Informel

1 050 marchés informels éradiqués jusqu’à fin novembre 2017 : L’État poursuit sa bataille !

Puisque le gouvernement est déterminé plus que jamais à combattre le phénomène du tout informel, qui représenterait près de 45% du Produit national brut (PNB), selon une enquête réalisée par l’ONS en 2012, l’opération d’éradication des marchés parallèles se poursuit non sans aboutir sur des résultats sur le terrain.
En effet, sur les 1 453 unités recensées en 2012, pas moins de 1 050 marchés parallèles ont été éliminés, jusqu’à fin novembre 2017. Cependant, il a été constaté l’apparition de 85 nouveaux marchés informels alors que 216 ont fait leur réapparition après leur éradication, relève la direction de la régulation et de l’organisation des activités auprès du ministère du Commerce. L’opération d’éradication de ces marchés s’accélérera à l’avenir, à travers l’aménagement de marchés de proximité et de marchés couverts, en cours de réalisation par des entreprises publiques et mêmes privées, qui seront mis à la disposition des jeunes afin qu’ils puissent exercer leurs activités commerciales. La lutte contre les marchés informels s’est soldée par l’insertion dans le tissu commercial légal de 21 239 intervenants qui exerçaient à l`intérieur de ces marchés, et ce, sur les 50 677 intervenants informels recensés en 2012. Notons que le nombre de ce type de marchés qui restent encore à éradiquer s’élève à 403 marchés. Toutefois, ces commerçants restent à caser à titre officiel dans des marchés officiels. Une telle guerre est encore loin d’être gagnée tant que le commerce des trottoirs continue à gagner du terrain. Plusieurs dizaines de points noirs sont en ce sens à évacuer des squatteurs les ayant envahis au nom du chômage, question de libérer les espaces piétonniers tout en mettant de l’ordre dans un secteur qui est en pleine mutation. Pour lutter contre ce phénomène, l`Etat a engagé plusieurs actions comme le démantèlement des marchés informels, le renforcement des infrastructures commerciales (marchés de proximité, marchés couverts…), ainsi, une enveloppe de 12 milliards de DA a été dédiée à la réalisation de 784 marchés de proximité relevant du ministère de l’Intérieur et des collectivités locales.

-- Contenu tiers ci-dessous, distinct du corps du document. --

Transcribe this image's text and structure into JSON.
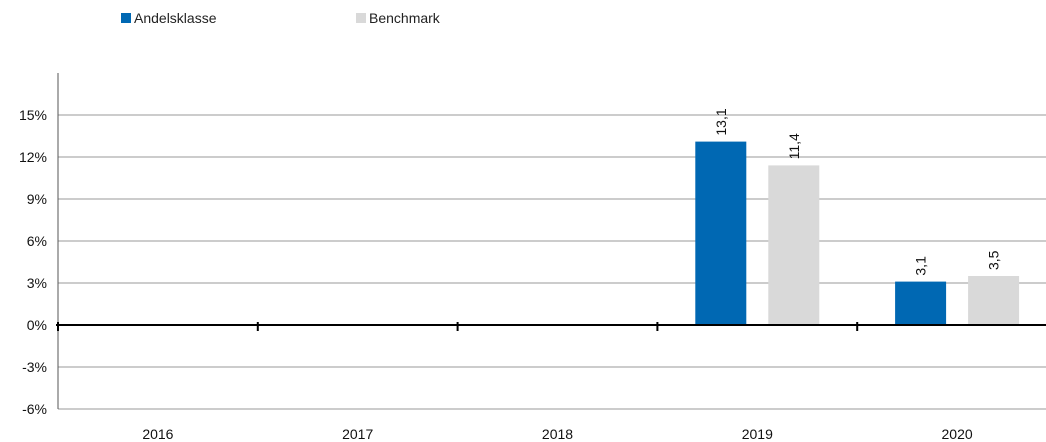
{
  "chart_data": {
    "type": "bar",
    "categories": [
      "2016",
      "2017",
      "2018",
      "2019",
      "2020"
    ],
    "series": [
      {
        "name": "Andelsklasse",
        "color": "#0068b3",
        "values": [
          null,
          null,
          null,
          13.1,
          3.1
        ],
        "labels": [
          "",
          "",
          "",
          "13,1",
          "3,1"
        ]
      },
      {
        "name": "Benchmark",
        "color": "#d9d9d9",
        "values": [
          null,
          null,
          null,
          11.4,
          3.5
        ],
        "labels": [
          "",
          "",
          "",
          "11,4",
          "3,5"
        ]
      }
    ],
    "y_ticks": [
      -6,
      -3,
      0,
      3,
      6,
      9,
      12,
      15
    ],
    "y_tick_labels": [
      "-6%",
      "-3%",
      "0%",
      "3%",
      "6%",
      "9%",
      "12%",
      "15%"
    ],
    "ylim": [
      -6,
      18
    ],
    "grid": true,
    "legend_position": "top-left"
  }
}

Concernant le projet de réalisation de marchés couverts par le ministère du Commerce, il prévoyait initialement la réalisation de 291 pour ce type de marchés avec une enveloppe financière de 10 milliards de DA. Jusqu’à fin novembre 2017, il a ainsi été réceptionné 670 marchés de proximité sur les 784 prévus dans le programme du ministère de l’Intérieur et des Collectivités locales. Il reste ainsi 94 marchés de proximité à réceptionner, alors que 20 projets de ce type de marchés ont été annulés. Pour ce qui est des marchés couverts, 24 ont été réceptionnés sur les 291 prévus dans le programme lancé par le ministère du Commerce. En outre, 44 marchés couverts sont en cours de réalisation tandis que 208 ont été gelés, huit sont à l’arrêt et sept autres ont été annulés.

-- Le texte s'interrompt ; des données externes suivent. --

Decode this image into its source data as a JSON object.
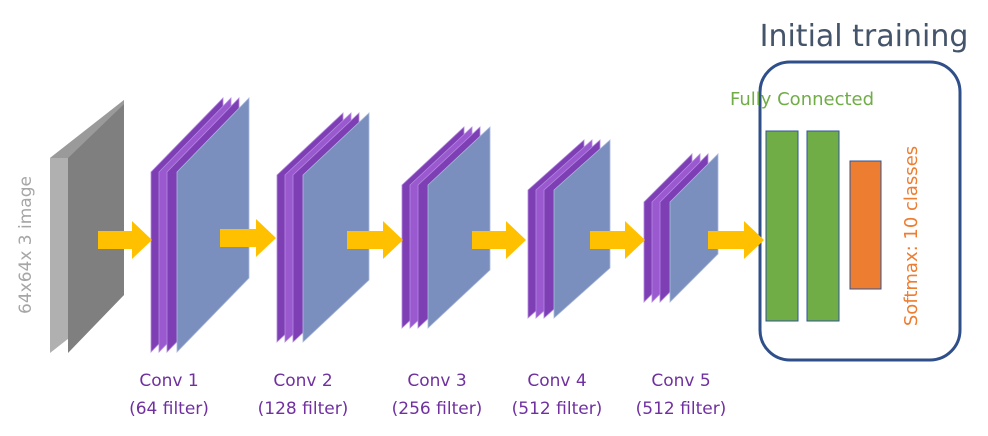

C’est ainsi que les services commerciaux interviennent rapidement en vue de juguler ce commerce, assénant un coup dur à l’économie nationale en les réprimant dès sa régénération. Qu’à cela ne tienne et s’inscrit dans la durée vu les pertes sèches provoquées aussi bien pour les services fiscaux puisque ce commerce tant juteux, engrange d’importants dividendes sans rien verser dans le cadre des impositions fiscales. Il faut dire que ce genre de trafic commercial trouve grandement terrain d’exercice lors des occasions marquées par la forte consommation et la forte demande.